Shlomi, an Israeli Defense Force volunteer from New Jersey and I kibitzed about him going to school in Boston near where I have family, while he checks my passport beside the settlement. From Shlomi’s check-point, I walk up a quite Palestinian street and realize that everyone has moved out, except for one old Palestinian women who looks out from her window on the second floor protected by bars, and says “Salaam” to us. Below, a Star of David is spray-painted on her front door and many other doors. Hebrew signs are pasted over the Palestinian store signs.

We meet Steve from Minneapolis, another IDF volunteer who just a few weeks ago was dancing in the same Minneapolis club that Prince plays in. He doesn’t want to be in Hebron “there’s nothing here”, but this is where his unit is stationed. Steve says that if it wasn’t for forced conscription, 2/3rds of the soldiers would never serve. It makes you wonder how seriously Israeli Jews believe in the security the occupation provides if they are being forced to serve.

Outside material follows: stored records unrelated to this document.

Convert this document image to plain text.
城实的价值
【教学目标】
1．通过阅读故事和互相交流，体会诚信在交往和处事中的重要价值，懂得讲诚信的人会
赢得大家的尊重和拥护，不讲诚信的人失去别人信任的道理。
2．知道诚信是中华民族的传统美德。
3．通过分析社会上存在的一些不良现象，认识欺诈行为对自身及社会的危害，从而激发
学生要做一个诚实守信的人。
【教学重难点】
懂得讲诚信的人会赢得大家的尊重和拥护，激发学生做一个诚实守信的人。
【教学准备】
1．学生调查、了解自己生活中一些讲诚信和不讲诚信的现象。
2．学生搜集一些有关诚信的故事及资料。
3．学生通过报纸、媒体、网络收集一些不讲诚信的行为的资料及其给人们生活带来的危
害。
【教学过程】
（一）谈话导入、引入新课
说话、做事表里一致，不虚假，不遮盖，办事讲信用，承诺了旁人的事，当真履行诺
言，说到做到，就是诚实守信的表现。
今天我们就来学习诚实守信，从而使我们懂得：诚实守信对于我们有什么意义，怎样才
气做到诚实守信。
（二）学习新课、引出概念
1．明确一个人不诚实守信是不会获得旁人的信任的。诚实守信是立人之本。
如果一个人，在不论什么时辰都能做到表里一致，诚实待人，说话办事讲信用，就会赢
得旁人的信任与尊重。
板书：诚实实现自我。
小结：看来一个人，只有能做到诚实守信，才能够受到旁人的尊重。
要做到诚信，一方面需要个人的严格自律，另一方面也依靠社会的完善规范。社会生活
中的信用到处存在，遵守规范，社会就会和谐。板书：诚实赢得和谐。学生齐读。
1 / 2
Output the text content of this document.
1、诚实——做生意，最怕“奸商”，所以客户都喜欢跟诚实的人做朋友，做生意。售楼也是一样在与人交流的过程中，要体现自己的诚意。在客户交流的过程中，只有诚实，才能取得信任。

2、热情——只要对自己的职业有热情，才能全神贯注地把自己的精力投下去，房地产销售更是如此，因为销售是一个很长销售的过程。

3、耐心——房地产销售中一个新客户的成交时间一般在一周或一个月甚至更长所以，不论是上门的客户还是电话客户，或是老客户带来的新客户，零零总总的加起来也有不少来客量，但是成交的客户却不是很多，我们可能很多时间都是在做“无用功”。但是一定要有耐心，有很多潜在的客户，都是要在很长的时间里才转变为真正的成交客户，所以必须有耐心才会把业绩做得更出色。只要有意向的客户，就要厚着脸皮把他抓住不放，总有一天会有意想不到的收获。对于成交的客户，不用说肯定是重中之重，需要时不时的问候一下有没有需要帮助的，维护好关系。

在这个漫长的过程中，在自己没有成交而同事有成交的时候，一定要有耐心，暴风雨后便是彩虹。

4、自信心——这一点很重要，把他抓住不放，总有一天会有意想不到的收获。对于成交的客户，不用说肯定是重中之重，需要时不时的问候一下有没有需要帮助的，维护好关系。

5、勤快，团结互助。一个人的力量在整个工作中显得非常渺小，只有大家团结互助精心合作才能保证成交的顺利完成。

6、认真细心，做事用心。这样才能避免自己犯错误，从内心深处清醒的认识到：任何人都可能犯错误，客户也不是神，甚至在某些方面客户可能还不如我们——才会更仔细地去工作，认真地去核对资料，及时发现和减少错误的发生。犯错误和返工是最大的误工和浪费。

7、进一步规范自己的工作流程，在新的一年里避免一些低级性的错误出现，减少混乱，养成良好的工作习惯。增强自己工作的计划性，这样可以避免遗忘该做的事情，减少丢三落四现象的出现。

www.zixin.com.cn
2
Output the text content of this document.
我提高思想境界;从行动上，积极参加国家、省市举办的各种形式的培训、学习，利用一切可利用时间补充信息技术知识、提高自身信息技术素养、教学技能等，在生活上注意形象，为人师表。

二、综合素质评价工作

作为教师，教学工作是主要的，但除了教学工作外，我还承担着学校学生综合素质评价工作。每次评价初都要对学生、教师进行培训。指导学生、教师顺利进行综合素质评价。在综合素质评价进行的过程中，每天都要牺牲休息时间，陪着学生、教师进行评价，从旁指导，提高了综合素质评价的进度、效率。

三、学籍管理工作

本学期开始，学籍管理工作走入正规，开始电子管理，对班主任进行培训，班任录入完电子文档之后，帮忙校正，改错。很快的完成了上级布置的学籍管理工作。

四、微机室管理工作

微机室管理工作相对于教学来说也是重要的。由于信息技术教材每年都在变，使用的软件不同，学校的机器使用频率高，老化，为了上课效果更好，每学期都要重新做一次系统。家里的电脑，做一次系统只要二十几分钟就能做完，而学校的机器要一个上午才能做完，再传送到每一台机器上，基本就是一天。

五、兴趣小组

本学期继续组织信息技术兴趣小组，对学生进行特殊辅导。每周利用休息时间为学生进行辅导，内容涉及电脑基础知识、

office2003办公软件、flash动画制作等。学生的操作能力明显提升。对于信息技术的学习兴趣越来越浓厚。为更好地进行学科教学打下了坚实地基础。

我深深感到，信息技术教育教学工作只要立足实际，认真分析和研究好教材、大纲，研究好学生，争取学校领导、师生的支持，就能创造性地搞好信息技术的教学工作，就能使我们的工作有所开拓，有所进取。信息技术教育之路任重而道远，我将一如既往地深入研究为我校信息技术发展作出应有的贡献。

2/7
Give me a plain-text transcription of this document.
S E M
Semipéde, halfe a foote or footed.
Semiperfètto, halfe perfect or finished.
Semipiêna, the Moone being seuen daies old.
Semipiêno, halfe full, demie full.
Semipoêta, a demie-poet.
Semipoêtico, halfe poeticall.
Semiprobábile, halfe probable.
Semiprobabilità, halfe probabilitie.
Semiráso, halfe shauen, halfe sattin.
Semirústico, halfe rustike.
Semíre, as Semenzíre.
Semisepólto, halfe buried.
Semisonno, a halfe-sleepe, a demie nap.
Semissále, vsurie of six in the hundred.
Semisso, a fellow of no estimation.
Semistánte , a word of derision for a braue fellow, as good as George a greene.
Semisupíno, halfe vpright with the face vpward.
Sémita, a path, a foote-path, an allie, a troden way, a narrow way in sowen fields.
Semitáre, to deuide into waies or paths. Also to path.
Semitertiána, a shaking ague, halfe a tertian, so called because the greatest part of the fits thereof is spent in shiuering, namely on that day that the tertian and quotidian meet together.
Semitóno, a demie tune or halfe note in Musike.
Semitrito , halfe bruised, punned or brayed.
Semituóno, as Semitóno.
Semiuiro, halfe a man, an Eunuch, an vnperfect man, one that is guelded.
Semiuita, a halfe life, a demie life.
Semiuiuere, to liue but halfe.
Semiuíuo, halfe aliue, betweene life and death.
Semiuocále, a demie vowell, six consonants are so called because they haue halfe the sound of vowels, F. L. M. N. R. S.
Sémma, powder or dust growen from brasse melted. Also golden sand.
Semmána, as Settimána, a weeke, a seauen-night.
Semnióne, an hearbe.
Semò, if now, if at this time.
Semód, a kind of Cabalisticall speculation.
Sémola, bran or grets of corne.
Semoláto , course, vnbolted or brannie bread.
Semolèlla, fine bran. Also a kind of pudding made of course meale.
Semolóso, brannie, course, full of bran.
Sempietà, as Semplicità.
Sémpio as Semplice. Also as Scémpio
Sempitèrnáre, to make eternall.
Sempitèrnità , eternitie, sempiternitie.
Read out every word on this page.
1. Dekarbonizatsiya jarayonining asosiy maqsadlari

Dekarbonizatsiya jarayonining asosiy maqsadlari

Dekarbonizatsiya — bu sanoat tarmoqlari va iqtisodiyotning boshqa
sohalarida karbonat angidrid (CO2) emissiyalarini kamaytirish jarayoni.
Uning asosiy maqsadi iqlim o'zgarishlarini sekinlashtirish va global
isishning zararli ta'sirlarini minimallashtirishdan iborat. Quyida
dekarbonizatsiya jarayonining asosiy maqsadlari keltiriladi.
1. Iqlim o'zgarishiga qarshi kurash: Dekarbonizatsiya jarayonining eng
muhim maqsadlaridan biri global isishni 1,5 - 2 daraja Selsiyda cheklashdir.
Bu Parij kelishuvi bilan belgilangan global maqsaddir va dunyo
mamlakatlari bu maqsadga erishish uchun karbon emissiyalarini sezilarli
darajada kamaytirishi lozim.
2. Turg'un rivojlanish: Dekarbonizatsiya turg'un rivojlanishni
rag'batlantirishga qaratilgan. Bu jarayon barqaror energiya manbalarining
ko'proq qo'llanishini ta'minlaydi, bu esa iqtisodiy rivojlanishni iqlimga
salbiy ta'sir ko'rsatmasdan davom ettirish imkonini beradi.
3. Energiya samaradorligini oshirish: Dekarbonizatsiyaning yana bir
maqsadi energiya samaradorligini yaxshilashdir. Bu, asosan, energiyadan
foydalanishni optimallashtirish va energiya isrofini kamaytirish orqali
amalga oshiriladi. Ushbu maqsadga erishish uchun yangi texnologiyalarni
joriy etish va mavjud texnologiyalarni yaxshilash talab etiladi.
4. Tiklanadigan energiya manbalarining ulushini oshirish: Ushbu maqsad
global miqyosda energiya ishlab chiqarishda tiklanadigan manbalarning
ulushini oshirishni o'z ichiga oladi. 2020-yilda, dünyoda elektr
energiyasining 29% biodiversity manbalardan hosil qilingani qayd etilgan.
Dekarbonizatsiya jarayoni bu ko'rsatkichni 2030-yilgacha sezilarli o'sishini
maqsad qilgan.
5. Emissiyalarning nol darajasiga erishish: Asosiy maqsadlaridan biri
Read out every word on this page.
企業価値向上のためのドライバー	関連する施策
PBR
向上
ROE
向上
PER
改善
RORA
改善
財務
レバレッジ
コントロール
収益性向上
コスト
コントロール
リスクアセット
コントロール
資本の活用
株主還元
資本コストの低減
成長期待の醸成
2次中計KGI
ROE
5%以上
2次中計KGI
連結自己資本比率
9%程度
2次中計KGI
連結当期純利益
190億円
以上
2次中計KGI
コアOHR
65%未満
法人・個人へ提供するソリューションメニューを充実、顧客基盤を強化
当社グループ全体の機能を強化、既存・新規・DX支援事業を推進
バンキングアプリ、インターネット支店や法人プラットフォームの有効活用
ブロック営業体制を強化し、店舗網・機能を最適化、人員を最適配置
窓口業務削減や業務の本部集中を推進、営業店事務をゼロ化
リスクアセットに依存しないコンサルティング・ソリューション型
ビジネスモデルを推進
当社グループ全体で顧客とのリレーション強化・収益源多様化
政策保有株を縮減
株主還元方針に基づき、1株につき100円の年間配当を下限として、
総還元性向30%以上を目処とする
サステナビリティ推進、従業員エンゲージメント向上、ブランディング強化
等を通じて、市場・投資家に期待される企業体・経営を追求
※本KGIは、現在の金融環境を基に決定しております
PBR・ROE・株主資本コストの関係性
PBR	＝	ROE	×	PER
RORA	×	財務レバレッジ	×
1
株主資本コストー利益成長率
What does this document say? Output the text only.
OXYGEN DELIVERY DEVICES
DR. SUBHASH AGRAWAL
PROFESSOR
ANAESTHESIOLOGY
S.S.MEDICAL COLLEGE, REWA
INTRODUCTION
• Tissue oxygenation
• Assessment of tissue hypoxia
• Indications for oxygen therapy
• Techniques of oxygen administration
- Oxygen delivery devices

The soldiers we greet all seem pleasant, bored, as they randomly check the IDs of Palestinians. Inside the settlement, a beautiful Yeshiva (Jewish religious school) is being constructed by Filipino labour. A polite French woman is showing it off to some visitors.

Yes, it was a calm day in Hebron. Pretty dull really.

But we know about when one ethnic group breaks the windows of another, paints hate messages on their doors, closes their shops, restricts their movement, patrols them with armed men, allows the most violent to enter their neighbourhoods for sneak attacks, and expells them.

We have witnessed this before, haven’t we? We remember what it means. We know what can happen next.

Settler graffiti in Hebron (CPT)


The marvelous aspect of history is that while predictable, it is not inevitable. We can stop the ethnic cleansing of the Palestinians, and we can prevent fascism and colonialism from defining the new Jewish identity.

We who are Jews must stop hiding. We really must come to Palestine and be a witness. Witness and also feel what Israel and the U.S. is doing in our name. Then we can make an informed decision about if we can also live with this, or not.

And if we cannot, then it is urgent to add our voices and energy in solidarity with our Israeli and Palestinian sisters and brothers who are struggling to live together without fear.

Scott Weinstein is a member of the Montreal based Jewish Alliance Against the Occupation. He is currently in Palestine working with the Palestinian Red Crescent as an RN.